Le président de la République italien Sergio Mattarella a accueilli en personne à l’aéroport la dépouille de Fabrizia di Lorenzo, victime italienne de l’attentat du 19 décembre sur un marché de Noël de Berlin. En Pologne, une colonne de poids lourds a accompagné le cercueil du conducteur polonais du camion, première victime du terroriste tunisien Anis Amri, et le président Andrzej Duda a assisté à ses funérailles.

En Allemagne rien de tel. Près de quatre semaines après l’attentat, aucune cérémonie de commémoration officielle n’est prévue dans le pays. Mis à part la marée de bougies et de fleurs déposées par des passants anonymes, tout se passe comme si la République fédérale n’avait eu qu’un souci après l’attaque: le retour à la normale. Une partie des familles de victimes disent se sentir «ignorées», provoquant un débat autour de la place accordée aux victimes dans le débat public. Le prêtre Justus Münster, sur place le soir de l’attentat, déplore «l’absence de culture du souvenir autour du 19 décembre. La demande est considérable, tant du côté des victimes que des Berlinois, qui viennent toujours déposer des fleurs sur la Breitscheidplatz».

Tout sur l’agresseur

Au lendemain de l’attentat, l’Allemagne a de fait semblé vouloir rapidement tourner la page. La seule cérémonie officielle a été une messe œcuménique, célébrée le lendemain de l’attaque, dans l’Eglise du Souvenir, au pied de laquelle Anis Amri a lancé son camion bélier dans la foule. Angela Merkel était assise au premier rang. Mais peu de survivants ont pu y assister, la plupart se trouvant encore à l’hôpital.

Depuis, les victimes ont disparu du débat public, monopolisé par l’agresseur, sa fuite, sa traque, ses éventuels complices et sa mort à Milan. Au nombre de sept, les victimes allemandes n’ont ni nom ni visage – outre l’Italienne et le Polonais, une Israélienne et deux citoyens tchèque et ukrainien figurent aussi parmi les victimes étrangères.

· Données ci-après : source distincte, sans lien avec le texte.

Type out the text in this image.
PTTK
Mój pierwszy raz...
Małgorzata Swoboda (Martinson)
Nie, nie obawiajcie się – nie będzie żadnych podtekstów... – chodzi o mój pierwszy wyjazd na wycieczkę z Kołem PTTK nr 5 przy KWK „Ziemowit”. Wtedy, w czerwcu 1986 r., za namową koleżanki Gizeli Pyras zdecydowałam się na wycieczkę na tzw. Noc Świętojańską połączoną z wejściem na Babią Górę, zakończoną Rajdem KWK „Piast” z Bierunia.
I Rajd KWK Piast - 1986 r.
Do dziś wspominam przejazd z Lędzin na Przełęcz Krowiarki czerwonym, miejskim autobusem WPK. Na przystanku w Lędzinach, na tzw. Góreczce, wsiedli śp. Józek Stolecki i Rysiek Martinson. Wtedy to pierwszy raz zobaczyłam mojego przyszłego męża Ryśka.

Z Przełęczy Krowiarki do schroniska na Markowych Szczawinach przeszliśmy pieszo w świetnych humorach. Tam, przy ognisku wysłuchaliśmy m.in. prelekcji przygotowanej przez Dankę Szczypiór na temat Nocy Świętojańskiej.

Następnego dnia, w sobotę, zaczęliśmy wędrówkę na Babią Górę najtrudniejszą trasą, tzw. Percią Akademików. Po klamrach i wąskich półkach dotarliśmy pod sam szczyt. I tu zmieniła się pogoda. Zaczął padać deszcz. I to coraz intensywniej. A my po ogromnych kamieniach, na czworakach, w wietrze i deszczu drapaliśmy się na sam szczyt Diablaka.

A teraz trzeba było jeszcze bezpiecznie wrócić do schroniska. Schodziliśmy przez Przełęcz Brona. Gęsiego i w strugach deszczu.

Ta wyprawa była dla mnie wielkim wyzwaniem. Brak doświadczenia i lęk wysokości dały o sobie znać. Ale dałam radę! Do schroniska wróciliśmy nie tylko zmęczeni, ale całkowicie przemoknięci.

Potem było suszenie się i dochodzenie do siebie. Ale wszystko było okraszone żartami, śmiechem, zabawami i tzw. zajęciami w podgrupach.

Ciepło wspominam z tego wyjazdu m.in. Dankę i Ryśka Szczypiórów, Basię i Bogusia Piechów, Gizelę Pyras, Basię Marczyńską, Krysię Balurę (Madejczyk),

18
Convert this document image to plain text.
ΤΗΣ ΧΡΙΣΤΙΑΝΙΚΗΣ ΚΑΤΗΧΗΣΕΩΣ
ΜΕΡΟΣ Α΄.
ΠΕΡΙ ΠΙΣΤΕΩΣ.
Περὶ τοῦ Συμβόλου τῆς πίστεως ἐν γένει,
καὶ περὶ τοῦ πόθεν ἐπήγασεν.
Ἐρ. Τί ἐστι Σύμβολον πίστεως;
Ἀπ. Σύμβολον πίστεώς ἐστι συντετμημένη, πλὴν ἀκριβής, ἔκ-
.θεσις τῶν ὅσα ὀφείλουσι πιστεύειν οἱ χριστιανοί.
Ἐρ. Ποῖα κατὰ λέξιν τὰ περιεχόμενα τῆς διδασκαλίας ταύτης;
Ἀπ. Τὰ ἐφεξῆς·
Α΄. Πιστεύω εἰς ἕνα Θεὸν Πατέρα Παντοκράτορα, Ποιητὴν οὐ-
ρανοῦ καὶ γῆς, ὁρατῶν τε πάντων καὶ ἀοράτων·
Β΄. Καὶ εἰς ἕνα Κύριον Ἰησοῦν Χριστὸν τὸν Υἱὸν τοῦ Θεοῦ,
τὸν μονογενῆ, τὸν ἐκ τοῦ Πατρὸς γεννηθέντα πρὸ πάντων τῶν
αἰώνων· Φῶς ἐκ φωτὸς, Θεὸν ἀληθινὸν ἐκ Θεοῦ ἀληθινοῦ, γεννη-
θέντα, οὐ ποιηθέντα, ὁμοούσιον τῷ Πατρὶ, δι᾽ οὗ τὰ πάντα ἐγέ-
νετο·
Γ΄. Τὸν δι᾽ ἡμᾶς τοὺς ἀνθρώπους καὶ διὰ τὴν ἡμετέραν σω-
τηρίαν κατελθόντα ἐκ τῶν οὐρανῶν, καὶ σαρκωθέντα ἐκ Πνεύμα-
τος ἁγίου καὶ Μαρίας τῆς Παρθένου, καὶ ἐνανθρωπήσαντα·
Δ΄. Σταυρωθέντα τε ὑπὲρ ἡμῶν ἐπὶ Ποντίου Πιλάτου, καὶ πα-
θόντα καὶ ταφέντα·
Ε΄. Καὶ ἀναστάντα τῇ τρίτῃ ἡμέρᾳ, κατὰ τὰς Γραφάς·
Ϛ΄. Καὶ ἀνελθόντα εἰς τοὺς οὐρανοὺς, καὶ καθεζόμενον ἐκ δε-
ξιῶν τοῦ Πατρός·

«Je trouve ce manque d’intérêt de la part de l’Etat à la fois triste et irrespectueux, se plaint dans les colonnes du quotidien Tagesspiegel Petra K., la compagne d’un homme qui lutte toujours entre la vie et la mort à l’hôpital. Le Bundestag n’a même pas jugé bon d’interrompre sa pause hivernale pour une minute de silence. Les politiciens ne cessent de répéter qu’il faut revenir à la normale. Mais pour nous, il n’y aura plus jamais de normalité. Partout dans le monde – en France, en Israël ou en Turquie – on organise des cérémonies officielles en mémoire aux victimes.»

Peur spécifique?

Sur le banc des accusés, la classe politique tente de rectifier le tir. Le président du Bundestag Karl Lammert a promis un discours et une minute de silence au début de la prochaine session parlementaire, le 19 janvier, un mois exactement après l’attentat. «On organise très peu de cérémonies officielles, et c’est au président de la République de s’en charger», explique le porte-parole d’Angela Merkel, interrogé à ce sujet. De fait, les cérémonies officielles sont réservées en Allemagne au décès des anciens chanceliers, même si certains présidents ont jugé bon d’organiser une cérémonie particulière, comme en 2005 après le tsunami qui avait fait de nombreuses victimes allemandes dans le sud-est asiatique ou en 2012 pour les victimes de la cellule d’extrême droite NSU.

Au lendemain du 19 décembre, le premier attentat de grande ampleur sur leur sol, les Allemands se serrent les coudes et font preuve d’un calme et d’un sang froid surprenants, malgré les lourdes accusations de défaillance de la part des services de renseignements lancées par la presse. «Contrairement à ce qu’on prétend souvent dans le pays, les Allemands ne sont pas plus angoissés que les autres peuples», constate le socio-psychologue Ulrich Wagner de l’Université de Marburg, faisant allusion à un lancinant débat autour d’une supposée German Angst, une peur spécifique allemande, qui expliquerait certaines réactions collectives extrêmes comme lors de la crise de l’euro ou la catastrophe de Fukushima. Rien de tel après l’attentat à Berlin. Même les sorties scolaires sur les marchés de Noël avaient été maintenues.